The curvature of a regular log-likelihood is known as the information:

\[\oI(\bt) = -\nabla^2 \ell(\bt).\]

This is known as the “information” since the larger this curvature is, the sharper (less flat) the likelihood is around its maximum, and the less uncertainty we have about $\bt$.

Observed vs expected information

The quantity $\oI(\bt)$ depends on the data and is therefore random. To reflect this fact, it is also referred to as the observed information as opposed to the expected information (also known as the Fisher information) in which the random elements have been integrated out.

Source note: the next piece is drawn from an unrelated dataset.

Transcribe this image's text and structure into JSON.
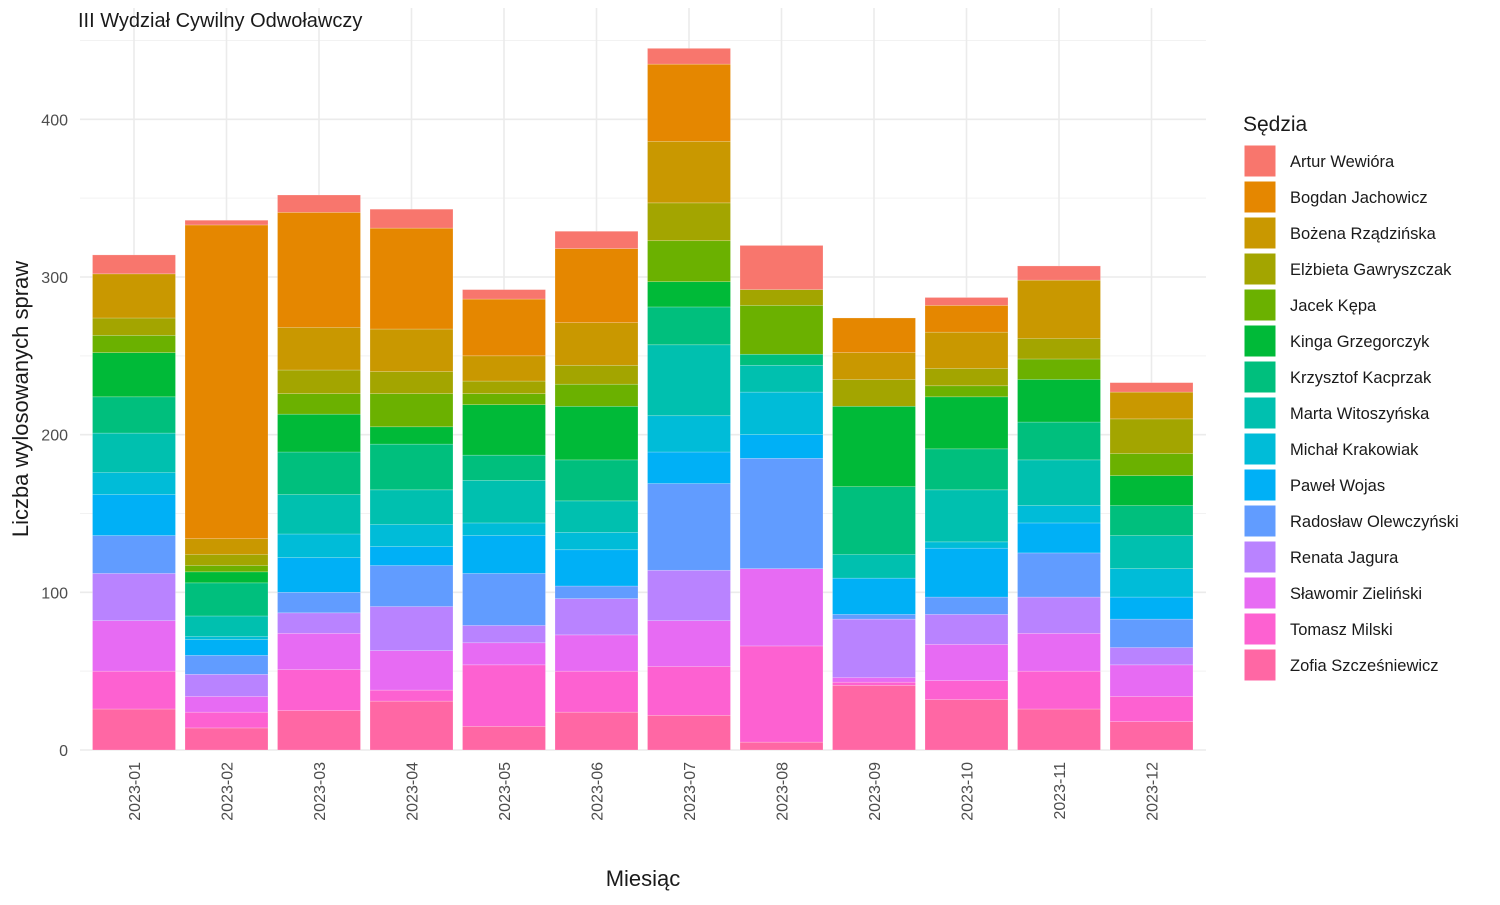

In situations where we have repeated samples $X_1, \ldots, X_n$, I will include a subscript: $\oI_i$ to indicate the likelihood contribution from observation $i$ alone and $\oI_n$ to indicate that the likelihood is based on all $n$ observations. In the iid case, one typically drops the subscript for the Fisher information, $\fI(\bt)$, since it is the same for every observation, while the total Fisher information for the entire sample is denoted $\fI_n(\bt)$. In other words, if observations are iid, $\Ex \oI_n = n \fI = \fI_n$. Note that this is not universal; other authors may introduce different symbols to represent total expected information.

Notation

This notation is by no means universal, but I use the following notation on this site and in class to distinguish between related “I” matrices:

$\I$: The identity matrix
$\oI$: The observed information
$\fI$: The expected (Fisher) information

This same convention is used for the inverse of the information:

$\oV$: The inverse of the observed information, $\oV = \oI^{-1}$
$\fV$: The inverse of the Fisher information, $\fV = \fI^{-1}$

Note that in pdf documents such as class notes, $\oI$, $\fI$, $\oV$, and $\fV$ appear in bold (when matrix-valued); unfortunately the bold version of these fonts is not available in html, so you will just have to figure out from context whether the information is scalar-valued or matrix-valued while on this site (typically not a problem).

As described above, typically $\fI$ and $\fV$ refer to the information and its inverse for a single observation. If we are referring to the whole sample, a subscript of $n$ is added:

\[\as{ \fV_n &= (\fI_n)^{-1} \\ &= \frac{1}{n} \fI^{-1} \quad \text{if iid} \\ }\]

Occasionally, we also need to refer to a partition of these matrices; in that case, the $n$ will be moved to a superscript. In other words, I will use $\fI^n_{11}$ to denote the upper left partition of $\fI_n$.